In the example the hazard ratio is 5.1462 so that the estimated relative risk of the event of interest occurring in group 2 is 5.1462 higher than in group 1. This hazard ratio is significantly different from the value 1 (corresponding to equal hazards) since the confidence interval 2.3506 to 11.2663 does not include the value 1.
The hazard ratios and confidence intervals are calculated according to Altman et al., 2000.
Note that the computation of the hazard ratio assumes that the ratio is consistent over time, so therefore if the survival curves cross, the hazard ratio statistic should be ignored.
Logrank test for trend
If more than two survival curves are compared, and there is a natural ordering of the groups, then MedCalc can also perform the logrank test for trend. This tests the probability that there is a trend in survival scores across the groups.
- Altman DG (1991) Practical statistics for medical research. London: Chapman and Hall.
- Altman DG, Machin D, Bryant TN, Gardner MJ (Eds) (2000) Statistics with confidence, 2nd ed. BMJ Books.

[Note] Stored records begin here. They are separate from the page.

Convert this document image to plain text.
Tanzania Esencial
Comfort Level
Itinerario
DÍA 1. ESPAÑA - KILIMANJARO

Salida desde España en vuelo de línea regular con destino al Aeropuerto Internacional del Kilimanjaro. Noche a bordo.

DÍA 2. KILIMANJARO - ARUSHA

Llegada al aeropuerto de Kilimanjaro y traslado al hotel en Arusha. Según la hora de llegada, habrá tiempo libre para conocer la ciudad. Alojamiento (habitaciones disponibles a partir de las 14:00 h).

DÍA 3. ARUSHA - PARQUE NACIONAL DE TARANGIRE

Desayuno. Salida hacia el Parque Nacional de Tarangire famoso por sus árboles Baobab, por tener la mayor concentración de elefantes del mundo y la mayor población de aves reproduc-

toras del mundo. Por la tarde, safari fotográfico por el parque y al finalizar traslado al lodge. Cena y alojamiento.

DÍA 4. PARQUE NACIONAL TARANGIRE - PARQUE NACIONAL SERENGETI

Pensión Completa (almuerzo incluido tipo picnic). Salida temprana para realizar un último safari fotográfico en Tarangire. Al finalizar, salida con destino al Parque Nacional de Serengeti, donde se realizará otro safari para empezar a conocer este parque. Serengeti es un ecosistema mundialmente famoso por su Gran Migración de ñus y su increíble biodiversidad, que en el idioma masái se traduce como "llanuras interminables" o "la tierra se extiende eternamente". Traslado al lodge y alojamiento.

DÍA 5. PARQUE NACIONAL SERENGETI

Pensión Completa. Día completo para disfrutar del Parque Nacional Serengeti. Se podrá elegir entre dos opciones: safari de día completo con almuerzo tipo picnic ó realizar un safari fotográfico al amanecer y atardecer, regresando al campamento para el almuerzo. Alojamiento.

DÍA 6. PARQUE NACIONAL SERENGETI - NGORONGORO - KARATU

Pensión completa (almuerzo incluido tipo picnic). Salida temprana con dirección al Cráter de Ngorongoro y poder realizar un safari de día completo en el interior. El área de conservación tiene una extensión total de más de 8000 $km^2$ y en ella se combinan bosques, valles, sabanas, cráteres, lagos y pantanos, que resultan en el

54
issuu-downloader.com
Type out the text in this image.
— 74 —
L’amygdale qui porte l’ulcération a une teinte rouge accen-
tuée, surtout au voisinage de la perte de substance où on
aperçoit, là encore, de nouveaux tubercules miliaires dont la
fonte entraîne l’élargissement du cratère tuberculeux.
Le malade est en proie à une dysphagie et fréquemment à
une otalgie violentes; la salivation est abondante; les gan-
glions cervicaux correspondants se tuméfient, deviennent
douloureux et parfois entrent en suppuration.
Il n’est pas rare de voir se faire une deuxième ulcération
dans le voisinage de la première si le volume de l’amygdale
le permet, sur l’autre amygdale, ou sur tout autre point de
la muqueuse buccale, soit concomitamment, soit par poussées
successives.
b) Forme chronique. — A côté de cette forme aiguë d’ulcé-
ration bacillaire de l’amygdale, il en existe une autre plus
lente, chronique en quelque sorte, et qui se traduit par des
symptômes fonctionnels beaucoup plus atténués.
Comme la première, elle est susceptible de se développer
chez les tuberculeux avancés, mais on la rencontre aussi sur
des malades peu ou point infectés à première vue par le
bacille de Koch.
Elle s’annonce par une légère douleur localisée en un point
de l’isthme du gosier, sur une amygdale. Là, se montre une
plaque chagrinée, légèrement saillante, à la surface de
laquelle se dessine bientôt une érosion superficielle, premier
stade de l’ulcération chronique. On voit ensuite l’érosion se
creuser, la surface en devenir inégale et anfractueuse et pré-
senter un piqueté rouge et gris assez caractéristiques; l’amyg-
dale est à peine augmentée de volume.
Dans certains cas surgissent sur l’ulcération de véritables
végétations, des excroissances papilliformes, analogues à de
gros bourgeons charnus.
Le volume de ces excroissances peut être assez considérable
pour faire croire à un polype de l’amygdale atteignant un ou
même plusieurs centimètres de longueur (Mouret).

- Brookmeyer R, Crowley JA (1982) A confidence interval for the median survival time. Biometrics 38:29-41.
- Klein JP, Moeschberger ML (2003) Survival Analysis. Techniques for censored and truncated data, 2nd ed. New York: Springer Publishers.
- Royston P, Karmar KB (2013) Restricted mean survival time: an alternative to the hazard ratio for the design and analysis of randomized trials with a time-to-event outcome. BMC Medical Research Methodology 13:152.